He's right, as soon as a booted up the game and accidentally ran over my first pedestrian, I felt the strong urge to get in my car and run over someone. It was uncanny. I just couldn't control myself. I had made it all the way into my car before I was able to will myself to stop. I repeated the mantra, "it was just a game." This is a very dangerous game. I have no history of violence but because I had played this game, I suddenly grew violent tendencies. We have to stop the madness!
@minerl99 Gee, thanks for explaining nothing. Guess what I can do, I can also jump up and down, blink, chew gum, close one eye all while staring at the tv screen too? In fact, I am going to go out on a limb here and say that almost everyone can. Should you be doing all these things while playing a shooter though? Probably not if you want to be anywhere close to being competent at it. Who knows, the guys at Dice are pretty solid so maybe they've figured out a way to make it feel natural.

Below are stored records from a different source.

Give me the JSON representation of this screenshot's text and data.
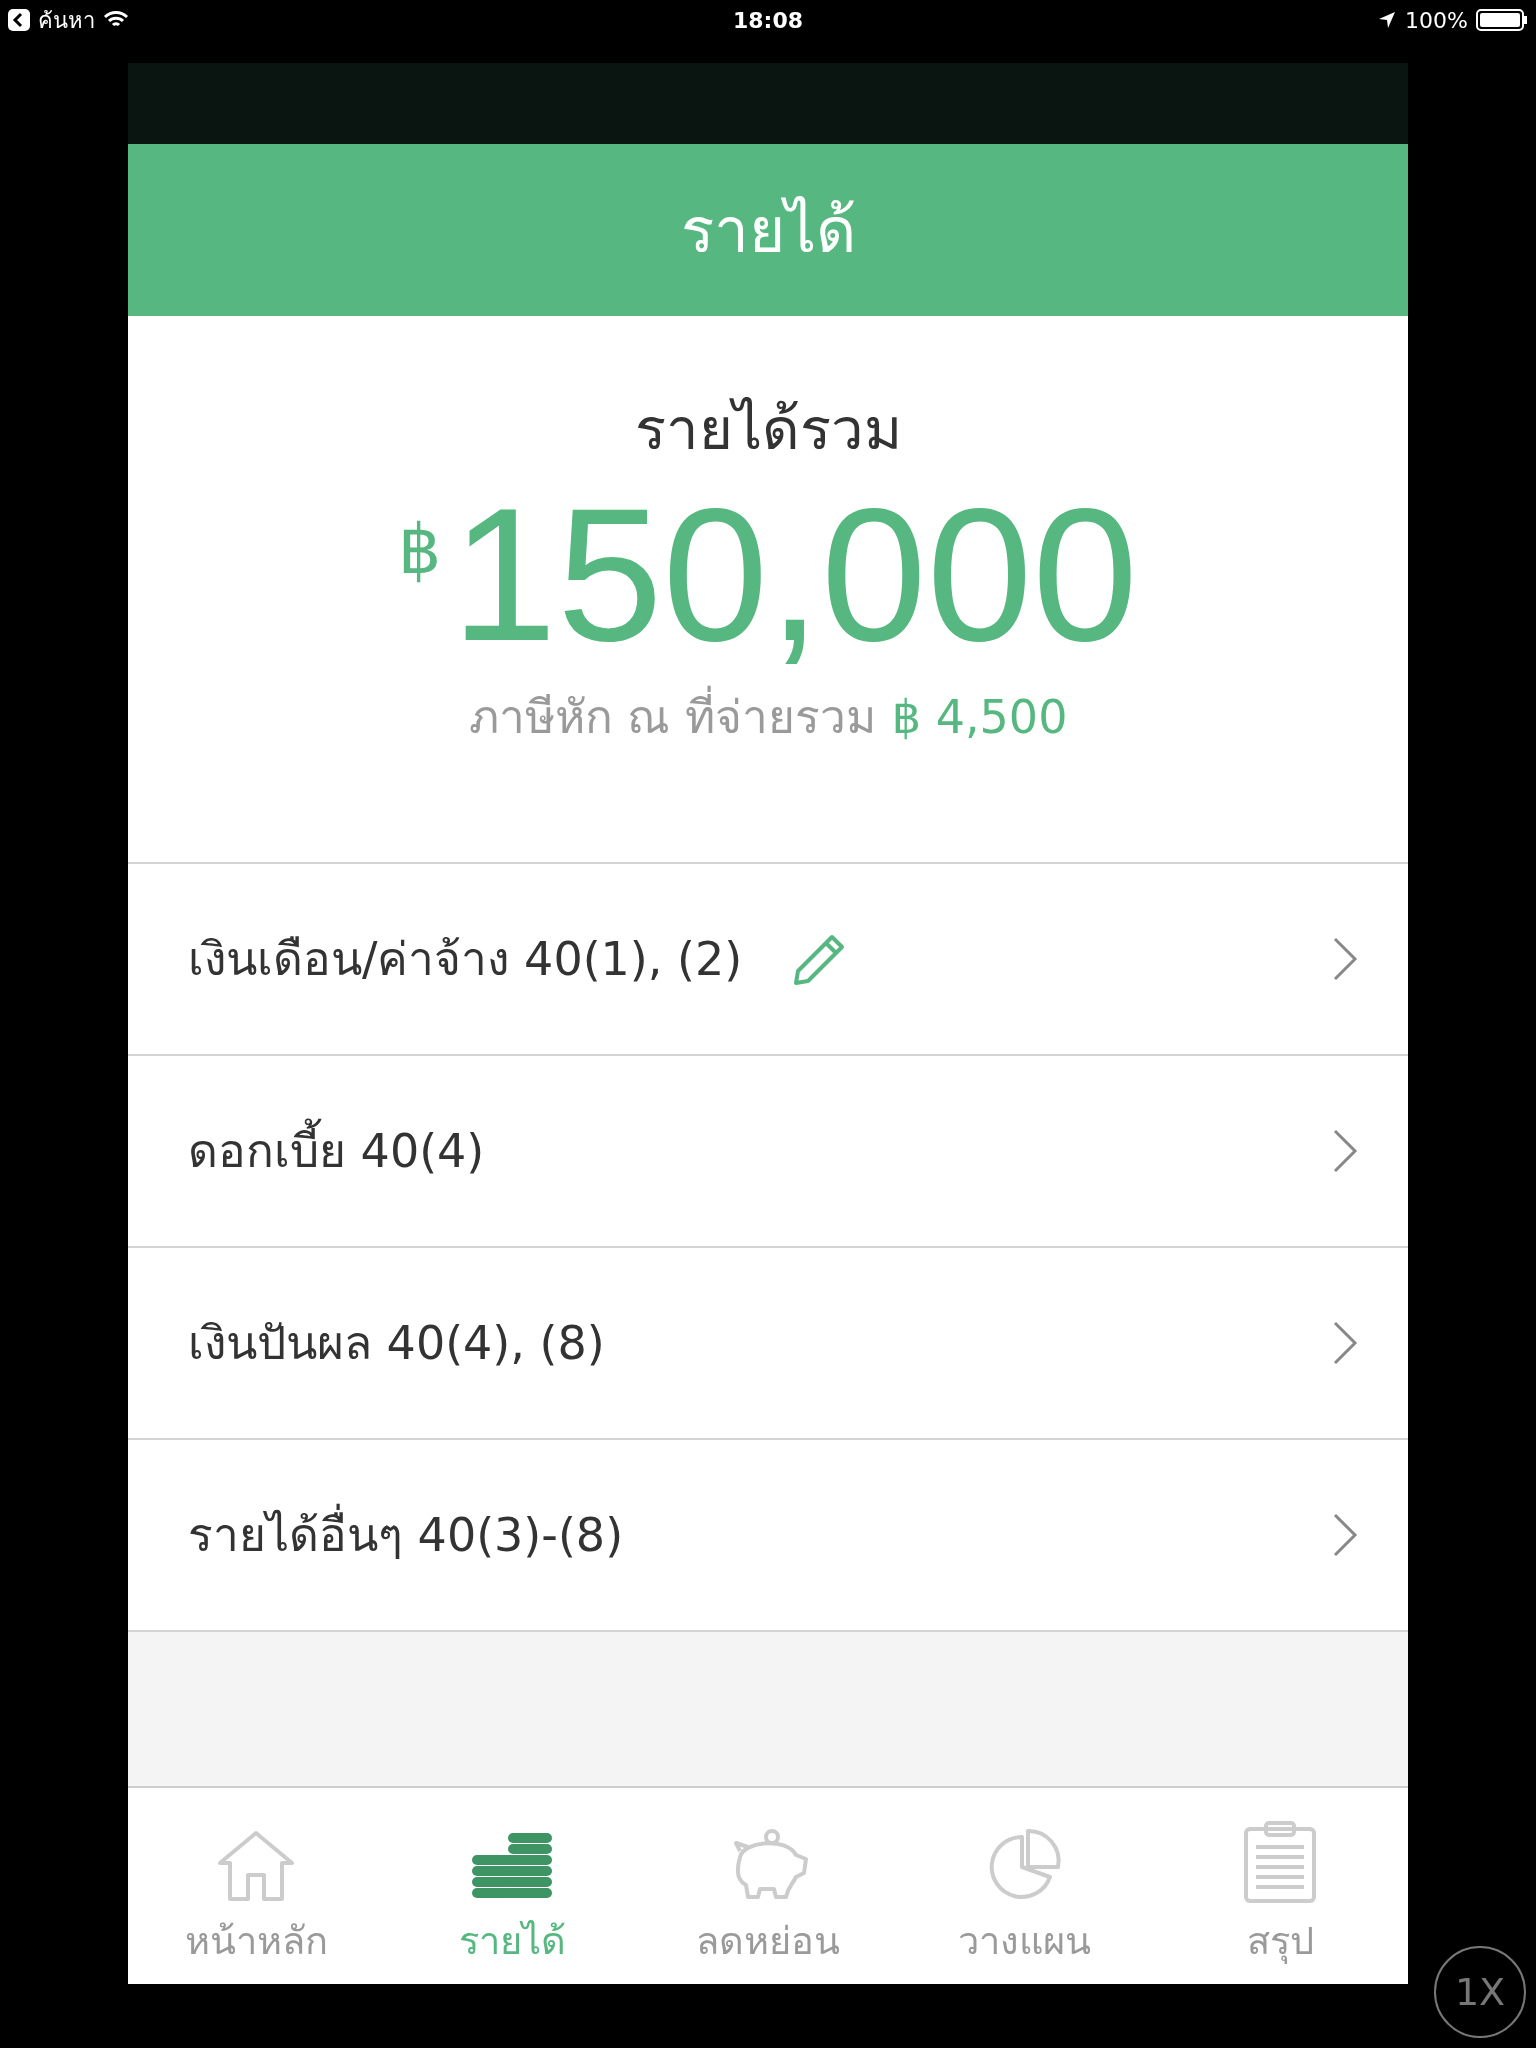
{
  "status_bar": {
    "back_label": "ค้นหา",
    "time": "18:08",
    "battery": "100%"
  },
  "header": {
    "title": "รายได้"
  },
  "summary": {
    "title": "รายได้รวม",
    "currency": "฿",
    "amount": "150,000",
    "tax_label": "ภาษีหัก ณ ที่จ่ายรวม",
    "tax_amount": "฿ 4,500"
  },
  "rows": [
    {
      "label": "เงินเดือน/ค่าจ้าง 40(1), (2)",
      "editable": true
    },
    {
      "label": "ดอกเบี้ย 40(4)",
      "editable": false
    },
    {
      "label": "เงินปันผล 40(4), (8)",
      "editable": false
    },
    {
      "label": "รายได้อื่นๆ 40(3)-(8)",
      "editable": false
    }
  ],
  "tabs": [
    {
      "label": "หน้าหลัก",
      "kind": "home",
      "selected": false
    },
    {
      "label": "รายได้",
      "kind": "coins",
      "selected": true
    },
    {
      "label": "ลดหย่อน",
      "kind": "piggy",
      "selected": false
    },
    {
      "label": "วางแผน",
      "kind": "pie",
      "selected": false
    },
    {
      "label": "สรุป",
      "kind": "clipboard",
      "selected": false
    }
  ],
  "zoom_button": "1X"
}
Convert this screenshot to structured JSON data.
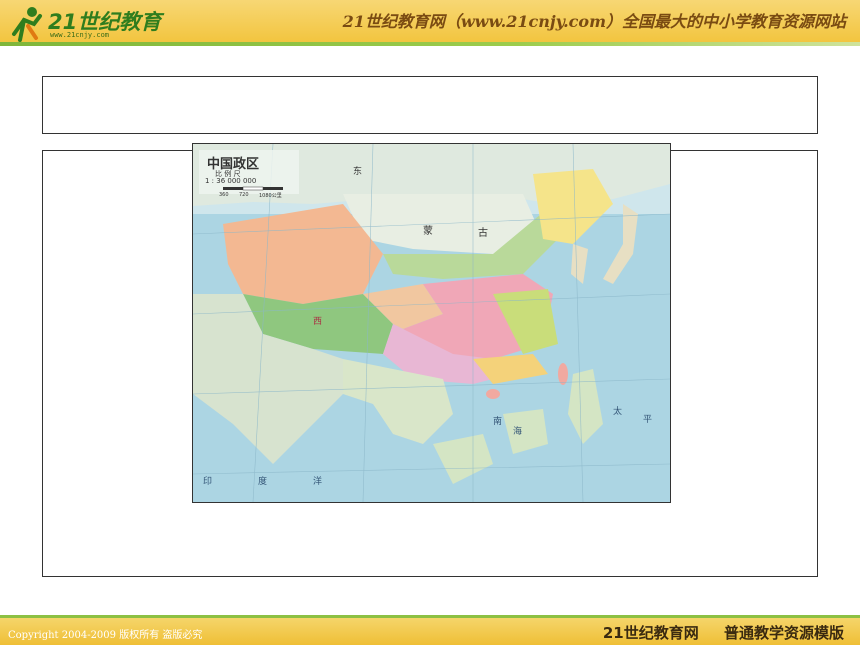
{
  "header": {
    "logo_text": "21世纪教育",
    "logo_url_text": "www.21cnjy.com",
    "slogan": "21世纪教育网（www.21cnjy.com）全国最大的中小学教育资源网站"
  },
  "map": {
    "title": "中国政区",
    "scale_label": "比 例 尺",
    "scale_value": "1 : 36 000 000",
    "scale_ticks": [
      "360",
      "720",
      "1080公里"
    ],
    "labels": [
      "蒙",
      "古",
      "东",
      "西",
      "南",
      "海",
      "印",
      "度",
      "洋",
      "太",
      "平"
    ]
  },
  "footer": {
    "copyright": "Copyright 2004-2009 版权所有 盗版必究",
    "site": "21世纪教育网",
    "template": "普通教学资源模版"
  },
  "colors": {
    "header_yellow": "#f2c33a",
    "accent_green": "#8cc043",
    "map_sea": "#a9d3e0"
  }
}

@blackbeltjones When you lean or peek around a corner in real life, your eyes follow your head movement. So when you lean left, your eyes are pointed left, when you lean right, your eyes are pointed right. You are still focus directly on a target. This is natural. I can only assume that on the Kinect, when you look right, you have to turn your head right. This means that you are facing in a different direction while you are trying to focus on your target in a smaller field of view on your left. Again this causes a lag in what you actually see and what you are perceiving. This is unnatural. I hope this is a better explanation to you.
@minerl99 I can see it working in a flight simulator or something equally less frantic but it's pretty much going to be awkward for any first person shooter. Field of view and focus distance are important for shooters. A VR headset like Occulus Rift is fine because your field of view shifts with your head movements, but the TV screen is stationary. We're just talking about a slight turn of your head and possibly just micro seconds, but that is still a lag in what is actually happening on screen and what you are perceiving from a much more narrow field of view. Most of these gamers do not see it because it's their lack of imagination, it's that they have played enough of these games to see that it's not natural.